Pakistan broke its silence over the death of Al Qaeda leader Osama bin Laden about four hours after it was announced to the world by U. S. President Barack Obama and categorically stated that this was a U.S. operation.
In the first official confirmation from Pakistan on bin Laden’s death, the Foreign Office said: “This operation was conducted by the US forces in accordance with declared US policy that Osama bin Laden will be eliminated in a direct action by the US forces, wherever found in the world.’’
According to the Foreign Office, Mr. Obama telephoned President Asif Ali Zardari earlier in the day on the successful U. S. operation which resulted in bin Laden’s killing. Stating that bin Laden’s death illustrates the resolve of the international community including Pakistan to fight and eliminate terrorism, the Foreign Office added that it constitutes a major setback to terrorist organisations around the world.
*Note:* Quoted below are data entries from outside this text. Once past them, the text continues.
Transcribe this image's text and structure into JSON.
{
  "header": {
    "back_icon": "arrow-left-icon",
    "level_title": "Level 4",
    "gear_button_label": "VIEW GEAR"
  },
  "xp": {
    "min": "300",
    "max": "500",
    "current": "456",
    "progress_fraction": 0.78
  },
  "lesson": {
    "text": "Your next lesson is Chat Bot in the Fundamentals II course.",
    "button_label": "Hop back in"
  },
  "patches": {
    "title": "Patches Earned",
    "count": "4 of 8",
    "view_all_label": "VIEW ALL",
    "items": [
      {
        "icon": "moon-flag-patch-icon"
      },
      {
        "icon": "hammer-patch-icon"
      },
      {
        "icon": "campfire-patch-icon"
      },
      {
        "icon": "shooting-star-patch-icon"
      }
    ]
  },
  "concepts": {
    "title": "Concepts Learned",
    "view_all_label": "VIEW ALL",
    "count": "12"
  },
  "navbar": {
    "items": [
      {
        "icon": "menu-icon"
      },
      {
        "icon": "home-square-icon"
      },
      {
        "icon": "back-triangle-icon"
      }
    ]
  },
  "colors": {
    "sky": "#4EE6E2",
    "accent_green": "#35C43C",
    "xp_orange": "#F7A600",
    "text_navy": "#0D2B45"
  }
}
Referring to Pakistan’s stated policy that it would not allow the country’s soil to be used for terrorist attacks against any country, the Foreign Office said the political leadership, Parliament, state institutions and the whole nation are fully united in their resolve to eliminate terrorism.
The statement was issued soon after details of the operation began coming from Washington, including the fact that the U.S. had kept the exercise a closely guarded secret and had not shared details with any country including Pakistan. What remains unclear in these circumstances is how U.S. helicopters went unnoticed in Pakistani airspace, that too in a cantonment area close to the federal capital and halfway between the Durand Line and the Line of Control.
While asserting that the operation was entirely US-led, the Foreign Office statement sought to remind the nation that the Al Qaeda had declared war on Pakistan. “Scores of Al-Qaeda sponsored terrorist attacks resulted in deaths of thousands of innocent Pakistani men, women and children. Almost, 30,000 Pakistani civilians lost their lives in terrorist attacks in the last few years. More than 5,000 Pakistani security and armed forces officials have been martyred in Pakistan’s campaign against Al-Qaeda, other terrorist organizations and affiliates.’’
Though the past couple of months have seen Pakistan and the U.S. engage in considerable muscle-flexing over the Central Intelligence Agency creating its own parallel network of spies across the country, the Foreign Office statement draws attention to the effective intelligence sharing arrangements that the country has with several intelligence agencies including the U.S. “Pakistan has played a significant role in efforts to eliminate terrorism’’ and “we will continue to support international efforts against terrorism’’, the Foreign Office asserted.